Donald Baxter McMillan (1814-1970), Soleils arctiques durant la Crocker Land expedition, photographie, ca. 1913-1917
Viennent ensuite deux photographies. L’une a été prise par l’explorateur américain Donald Baxter MacMillan au début du XXème siècle lors de l’expédition Crocker Land, dans le Nord du Groenland. Grâce à ce cliché, nous sommes plongés en plein cœur d’un roman de science-fiction, à la surface d’une planète qui possèderait plusieurs soleils. Il s’agit en réalité de plusieurs expositions dépeignant, sur une même photographie, la course du soleil de minuit.

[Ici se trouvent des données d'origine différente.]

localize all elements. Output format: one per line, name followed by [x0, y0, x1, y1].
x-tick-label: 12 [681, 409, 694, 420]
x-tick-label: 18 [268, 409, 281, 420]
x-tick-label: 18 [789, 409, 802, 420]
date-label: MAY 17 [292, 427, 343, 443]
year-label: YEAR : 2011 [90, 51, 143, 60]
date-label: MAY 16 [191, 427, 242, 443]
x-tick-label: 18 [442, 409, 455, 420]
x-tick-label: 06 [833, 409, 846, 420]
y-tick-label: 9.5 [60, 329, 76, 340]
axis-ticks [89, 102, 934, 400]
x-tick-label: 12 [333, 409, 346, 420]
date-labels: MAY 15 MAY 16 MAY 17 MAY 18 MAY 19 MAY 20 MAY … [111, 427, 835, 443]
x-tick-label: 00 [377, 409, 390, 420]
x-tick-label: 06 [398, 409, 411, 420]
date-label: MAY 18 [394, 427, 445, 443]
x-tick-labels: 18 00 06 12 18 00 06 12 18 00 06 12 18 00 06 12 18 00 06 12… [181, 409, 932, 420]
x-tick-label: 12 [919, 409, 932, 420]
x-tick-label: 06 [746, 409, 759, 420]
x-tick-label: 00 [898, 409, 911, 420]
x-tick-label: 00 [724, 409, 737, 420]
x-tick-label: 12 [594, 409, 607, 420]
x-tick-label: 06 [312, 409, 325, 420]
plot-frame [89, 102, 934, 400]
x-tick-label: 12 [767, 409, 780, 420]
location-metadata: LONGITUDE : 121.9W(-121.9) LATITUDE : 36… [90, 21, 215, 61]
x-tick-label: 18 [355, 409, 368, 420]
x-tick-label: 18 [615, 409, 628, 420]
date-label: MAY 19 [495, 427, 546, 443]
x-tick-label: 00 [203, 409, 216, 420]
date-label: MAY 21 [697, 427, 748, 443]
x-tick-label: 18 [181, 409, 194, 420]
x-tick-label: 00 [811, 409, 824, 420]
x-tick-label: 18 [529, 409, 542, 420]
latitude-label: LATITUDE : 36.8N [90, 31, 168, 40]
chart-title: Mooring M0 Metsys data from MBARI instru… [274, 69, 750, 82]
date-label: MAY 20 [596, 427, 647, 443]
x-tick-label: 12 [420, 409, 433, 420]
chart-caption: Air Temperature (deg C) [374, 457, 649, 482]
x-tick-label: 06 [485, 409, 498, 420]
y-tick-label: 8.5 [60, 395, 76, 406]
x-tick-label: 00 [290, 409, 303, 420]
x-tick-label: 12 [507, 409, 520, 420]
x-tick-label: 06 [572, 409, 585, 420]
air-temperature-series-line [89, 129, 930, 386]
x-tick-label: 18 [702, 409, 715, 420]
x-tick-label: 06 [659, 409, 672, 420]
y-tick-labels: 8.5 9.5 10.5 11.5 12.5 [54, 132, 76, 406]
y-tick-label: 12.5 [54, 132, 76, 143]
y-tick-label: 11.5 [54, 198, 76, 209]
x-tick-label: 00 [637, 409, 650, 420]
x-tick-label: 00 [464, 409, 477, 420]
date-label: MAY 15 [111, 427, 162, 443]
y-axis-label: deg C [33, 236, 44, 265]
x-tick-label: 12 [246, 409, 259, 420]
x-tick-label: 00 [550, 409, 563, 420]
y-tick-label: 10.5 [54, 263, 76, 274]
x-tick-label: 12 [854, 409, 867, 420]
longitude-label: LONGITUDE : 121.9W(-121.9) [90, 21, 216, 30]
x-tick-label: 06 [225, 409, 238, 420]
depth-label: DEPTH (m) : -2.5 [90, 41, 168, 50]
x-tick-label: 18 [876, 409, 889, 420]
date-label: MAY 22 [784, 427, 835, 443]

August Strindberg (1849-1912), Célestographie, photogramme, 1894,
collection de la Bibliothèque royale de Stockholm
Enfin, le second cliché a quant à lui été pris par le suédois August Strindberg, peu de temps après que Balke ait peint son aurore. Attiré par l’occultisme, Strindberg voit dans la photographie une " technique idéale pour s’approcher du mystère ". En 1894, il invente alors la célestographies en exposant, la nuit et à la lumière des étoiles, des plaques photosensibles posées au sol - sans utiliser d’appareil. Ce qui pourrait ressembler à une rêverie s’avère, à première vue, réussi. En effet, des sortes de galaxies prennent forme sous nos yeux, parsemées de nuages et de phénomènes astronomiques. Ces nébuleuses sont en réalité dues à l’oxydation des plaques en contact avec les chimies utilisées et d’autres particules étrangères telles que des poussières ou des saletés. Voilà de merveilleux " hasards de création artistique " comme Strindberg l’écrit lui-même dans l’un de ses essais.
Ces œuvres ont toutes en commun le fait d'être inscrites dans des séries d’expérimentations ayant pour but d’étudier le ciel dans le Grand Nord. Si leurs sujets se veulent, au départ, figuratifs, les résultats finaux flirtent avec les limites magiques de l’abstrait. Biard, lui, n’a pas poussé sa pratique jusqu’à cet extrême et est resté dans un domaine qu’il maîtrisait parfaitement : le réalisme, teinté de théâtralité. Malgré tout, le XIXème, pourtant aux portes de l’impressionnisme, aura parfois du mal à le croire, le faisant ainsi passer pour un artiste fantasque et anticonformiste.